OGH 25.6.2016, 9 ObA 117/15v

Keine Diskriminierung, wenn der Dienstgeber die Kündigung ausspricht,  weil die Dienstnehmerin Gesichtsschleier (Niqab) tragen will.

1.) Sachverhalt:

Die zum Islam konvertierten Dienstnehmerin ersuchte den beklagten Dienstgeber, auch während der Arbeit das islamische Kopftuch tragen zu dürfen. Es war für sie beschämend und stellte ein Identitätsproblem dar, bei ihrer Arbeit das Kopftuch abnehmen zu müssen. Der Beklagte lehnte das Tragen des islamischen Kopftuchs im Notariat zunächst ab. Es ging ihm dabei nicht um den Islam, sondern um das äußere Erscheinungsbild der Klägerin. Für ihn war das Tragen des Kopftuchs mit der notariellen Tätigkeit nicht vereinbar; er befürchtete, Klienten zu verlieren. Er verlangte von allen seinen Mitarbeitern ein dezentes, neutrales Auftreten, um seine Neutralität und Objektivität als Notar zu unterstreichen und das Vertrauen der Bevölkerung in seinen Berufsstand zu wahren. Später trug die Klägerin auch die Abaya (islamisches Übergewand) während der gesamten Arbeitszeit. Letztlich verlangte die Klägerin (im Krankenstand), den Niqab (Gesichtsschleier) am Arbeitsplatz tragen zu dürfen, was der Dienstgeber schriftlich ablehnte: „Liebe Frau [Klägerin], In der Vergangenheit habe ich Sie in Ihren Bedürfnissen familiärer, finanzieller und religiöser Art in jeder erdenklichen Weise unterstützt, auch durch das Dauerexperiment ethnischer Kleidung. Mit dem Kopftuch können Sie Ihren religiösen Pflichten nachkommen. Das Tragen eines Gesichtsschleiers ist mit Ihrer Beschäftigung in der Notariatskanzlei aber nicht vereinbar.“ Da die Klägerin den Gesichtsschleier tragen zu wollen, sprach die Beklagte die Kündigung aus. Die Klägerin machte €7.000,– wegen Diskriminierung (Geschlecht, Religionsausübung) geltend.

 

2.) Entscheidungsbegründung:

Kein immaterieller Schadenersatz (keine Diskriminierung) wegen Kündigung einer (Notariats-)Angestellten wegen Nichtbefolgung der Anweisung, islamischen Gesichtsschleier (Niqab) bei der Arbeit zu tragen, weil „ein unverhülltes Gesicht zu den Grundregeln zwischenmenschlicher Kommunikation zählt“ (ein Vorbringen, schon bei Tragen des islamischen Kopftuches [Abaya] bei den sonstigen Arbeitsbedingungen diskriminiert worden zu sein, hat die Klägerin nicht erstattet).

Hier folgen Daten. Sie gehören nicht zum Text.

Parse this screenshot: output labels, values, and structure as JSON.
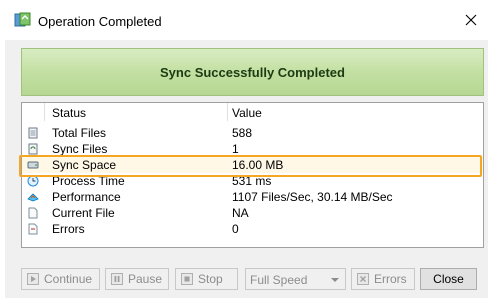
{
  "window": {
    "title": "Operation Completed",
    "close_symbol": "×"
  },
  "banner": {
    "text": "Sync Successfully Completed"
  },
  "grid": {
    "columns": [
      "Status",
      "Value"
    ],
    "rows": [
      {
        "name": "Total Files",
        "value": "588",
        "icon": "files-icon"
      },
      {
        "name": "Sync Files",
        "value": "1",
        "icon": "sync-files-icon"
      },
      {
        "name": "Sync Space",
        "value": "16.00 MB",
        "icon": "disk-space-icon"
      },
      {
        "name": "Process Time",
        "value": "531 ms",
        "icon": "clock-icon"
      },
      {
        "name": "Performance",
        "value": "1107 Files/Sec, 30.14 MB/Sec",
        "icon": "performance-icon"
      },
      {
        "name": "Current File",
        "value": "NA",
        "icon": "file-icon"
      },
      {
        "name": "Errors",
        "value": "0",
        "icon": "errors-icon"
      }
    ]
  },
  "toolbar": {
    "continue_label": "Continue",
    "pause_label": "Pause",
    "stop_label": "Stop",
    "speed_value": "Full Speed",
    "errors_label": "Errors",
    "close_label": "Close"
  },
  "colors": {
    "highlight_border": "#f5a623",
    "banner_green": "#c3e0a2"
  }
}
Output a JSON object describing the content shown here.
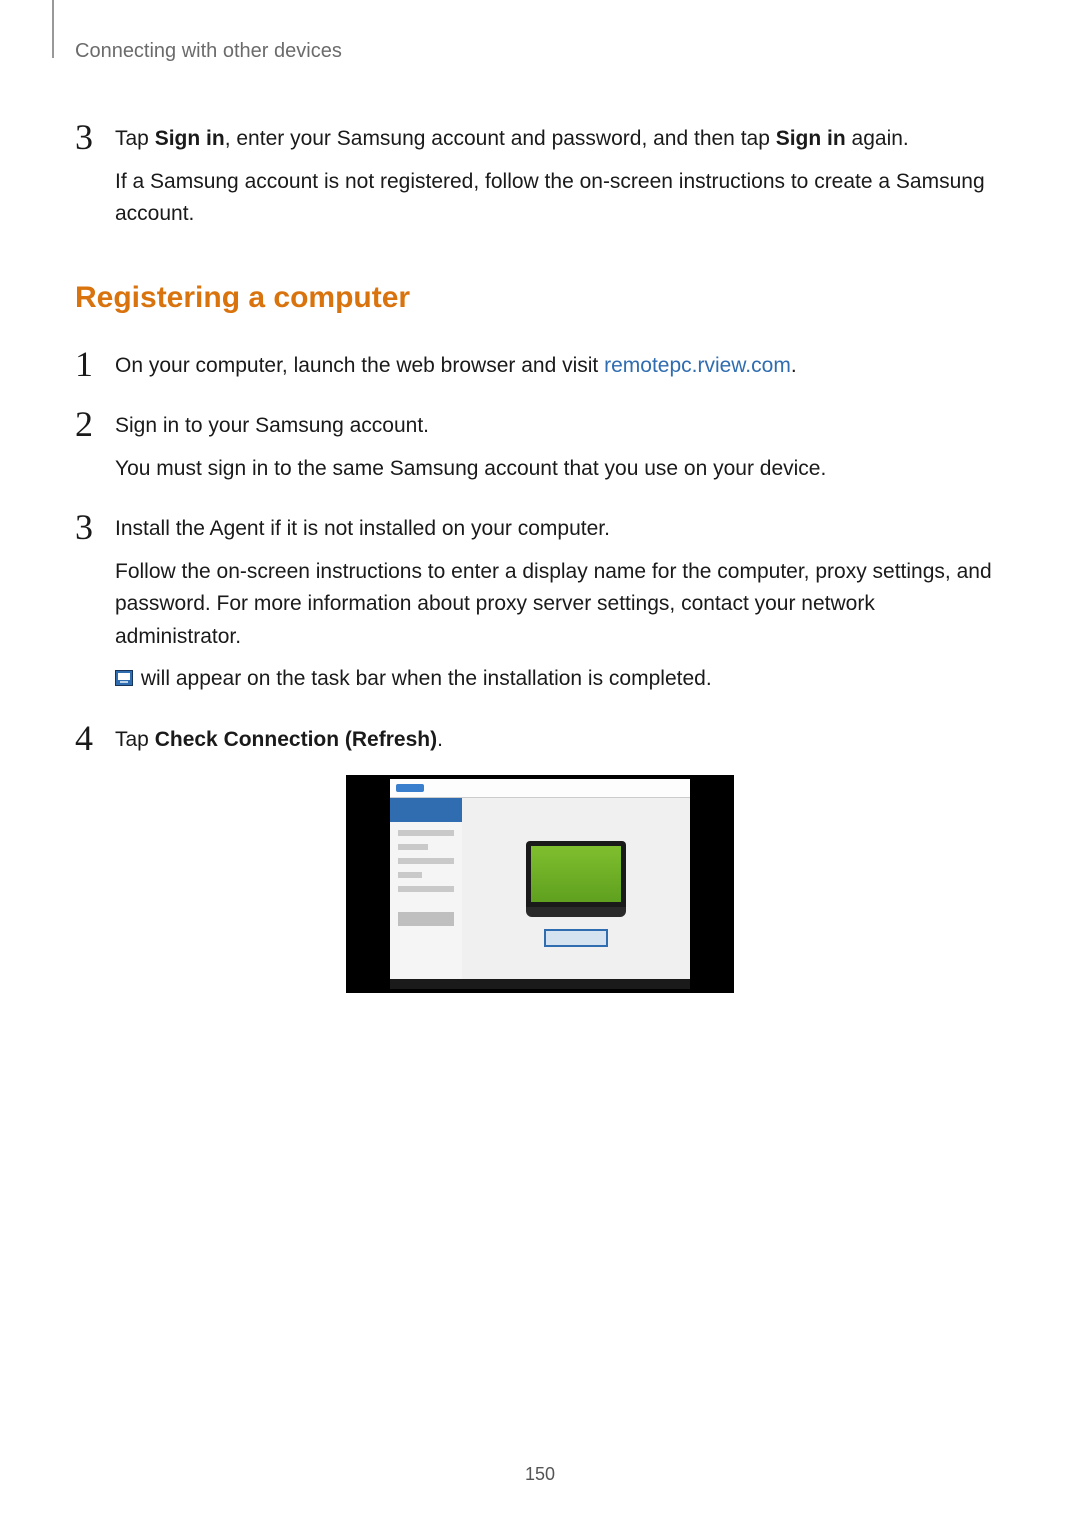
{
  "header": {
    "section_title": "Connecting with other devices"
  },
  "top_step": {
    "number": "3",
    "line1_a": "Tap ",
    "line1_b_bold": "Sign in",
    "line1_c": ", enter your Samsung account and password, and then tap ",
    "line1_d_bold": "Sign in",
    "line1_e": " again.",
    "line2": "If a Samsung account is not registered, follow the on-screen instructions to create a Samsung account."
  },
  "section_heading": "Registering a computer",
  "steps": {
    "s1": {
      "number": "1",
      "line1_a": "On your computer, launch the web browser and visit ",
      "line1_link": "remotepc.rview.com",
      "line1_b": "."
    },
    "s2": {
      "number": "2",
      "line1": "Sign in to your Samsung account.",
      "line2": "You must sign in to the same Samsung account that you use on your device."
    },
    "s3": {
      "number": "3",
      "line1": "Install the Agent if it is not installed on your computer.",
      "line2": "Follow the on-screen instructions to enter a display name for the computer, proxy settings, and password. For more information about proxy server settings, contact your network administrator.",
      "line3": " will appear on the task bar when the installation is completed."
    },
    "s4": {
      "number": "4",
      "line1_a": "Tap ",
      "line1_b_bold": "Check Connection (Refresh)",
      "line1_c": "."
    }
  },
  "page_number": "150"
}
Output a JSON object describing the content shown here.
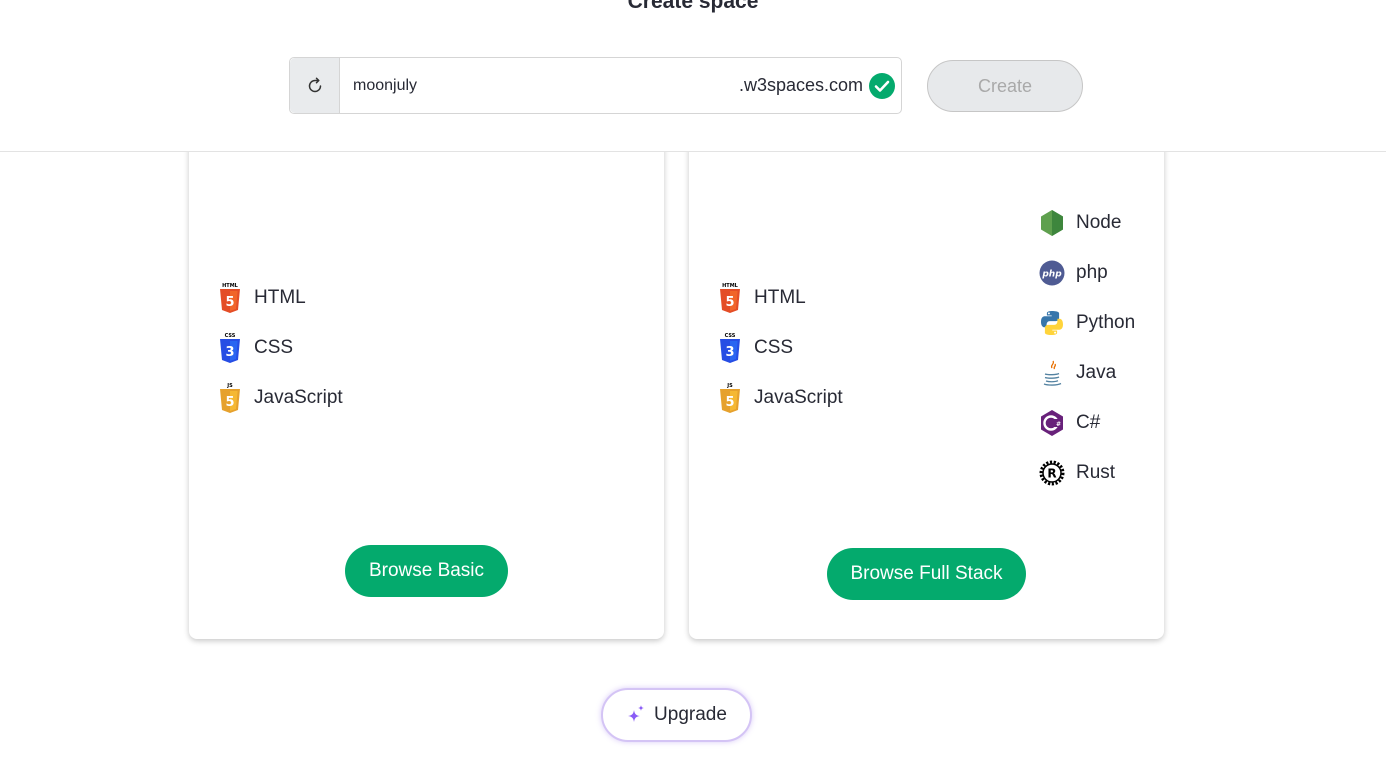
{
  "header": {
    "title": "Create space",
    "subdomain_value": "moonjuly",
    "domain_suffix": ".w3spaces.com",
    "create_label": "Create"
  },
  "cards": {
    "basic": {
      "languages": [
        "HTML",
        "CSS",
        "JavaScript"
      ],
      "button_label": "Browse Basic"
    },
    "full_stack": {
      "frontend": [
        "HTML",
        "CSS",
        "JavaScript"
      ],
      "backend": [
        "Node",
        "php",
        "Python",
        "Java",
        "C#",
        "Rust"
      ],
      "button_label": "Browse Full Stack"
    }
  },
  "upgrade_label": "Upgrade",
  "icon_badges": {
    "html": "HTML",
    "css": "CSS",
    "js": "JS",
    "php": "php",
    "csharp": "C#",
    "rust": "R"
  },
  "colors": {
    "accent_green": "#04aa6d",
    "html": "#e44d26",
    "css": "#264de4",
    "js": "#f0a22f",
    "node": "#5fa04e",
    "php": "#4f5b93",
    "python_blue": "#3776ab",
    "python_yellow": "#ffd43b",
    "csharp": "#68217a",
    "upgrade_border": "#d4c4f5"
  }
}
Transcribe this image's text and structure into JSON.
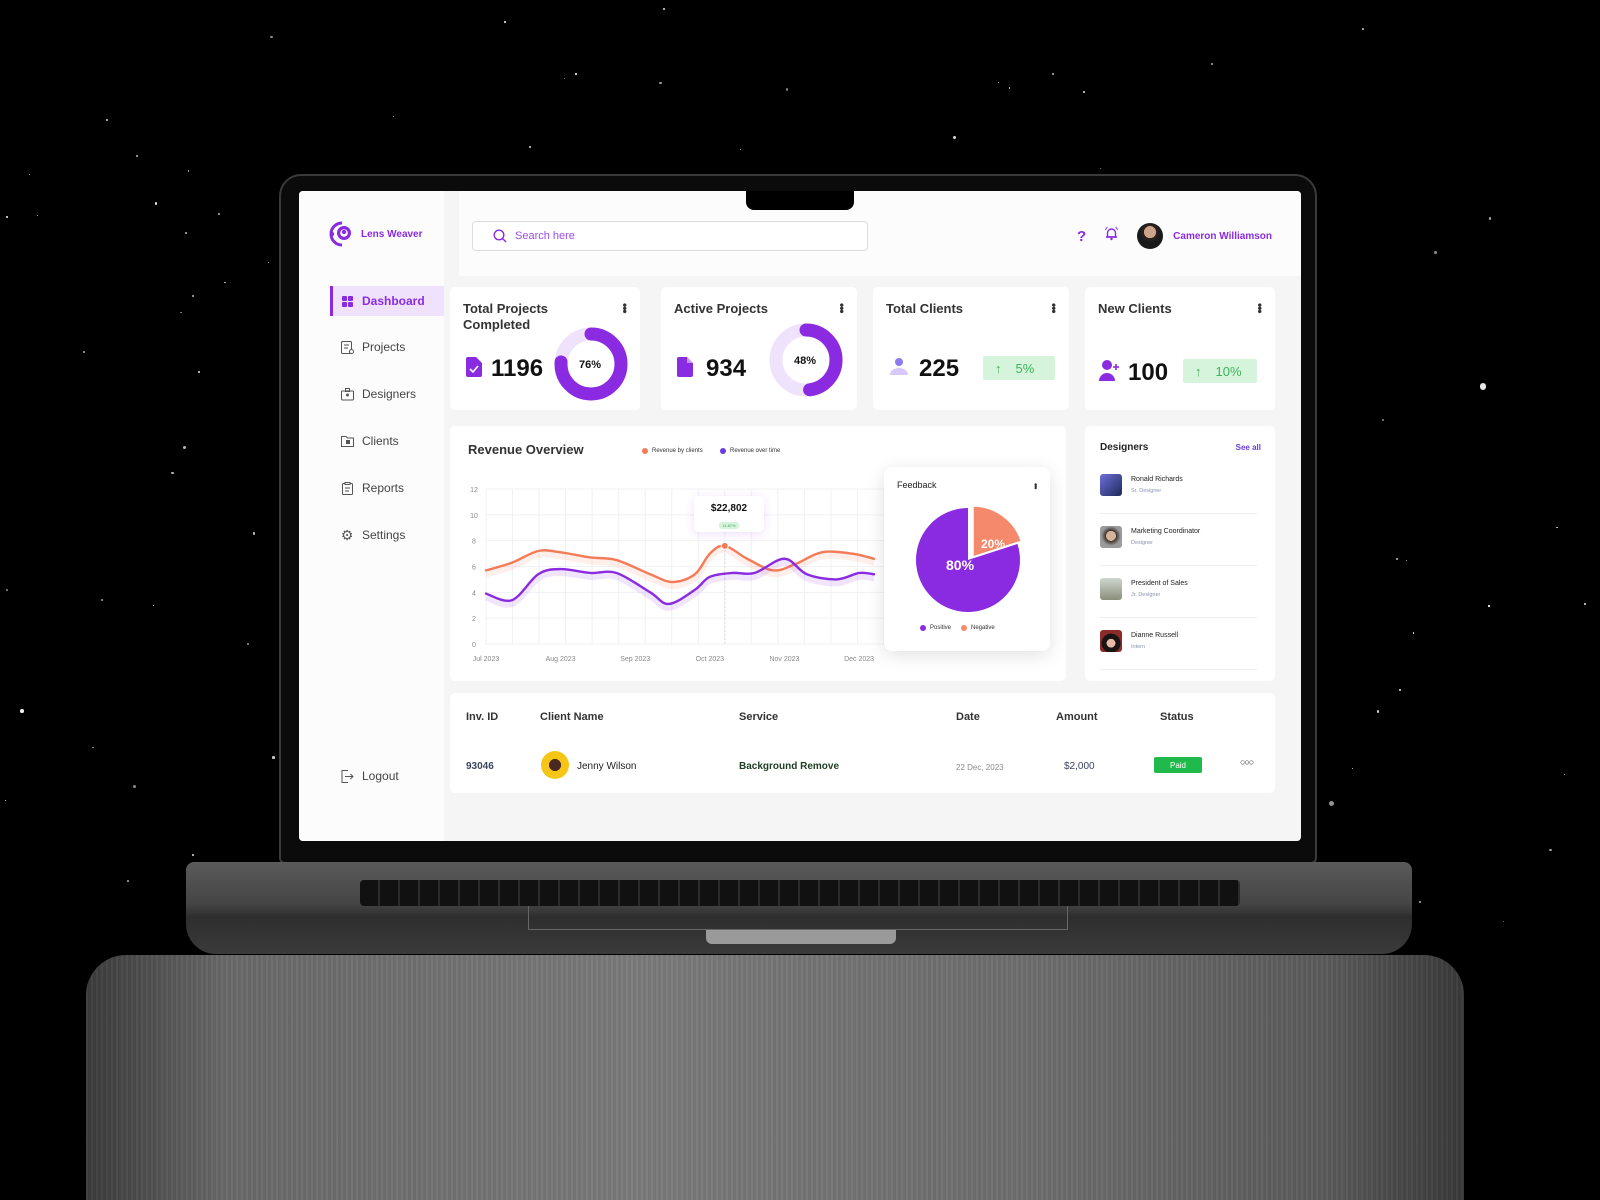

„Als Kernaussage ist jedenfalls zu entnehmen, dass ein Gesichtsschleier überall dort verboten werden kann, wo es um Interaktion geht“.

Die Bezeichnung „Dauerexperiment ethnischer Kleidung“ und „Vermummung“ ist diskriminierende Herabwürdigung (§ 17 Abs 1 Z 6 GlBG, § 26 Abs 6 GlBG), Höhe: € 1.200,–.

Ein OGH-Sprecher weist darauf hin, dass es keine gesetzliche Bestimmung gibt, die das Tragen von Kopftüchern regle. Somit sei es weder grundsätzlich verboten, noch grundsätzlich zulässig, sondern stets eine Frage des Einzelfalls.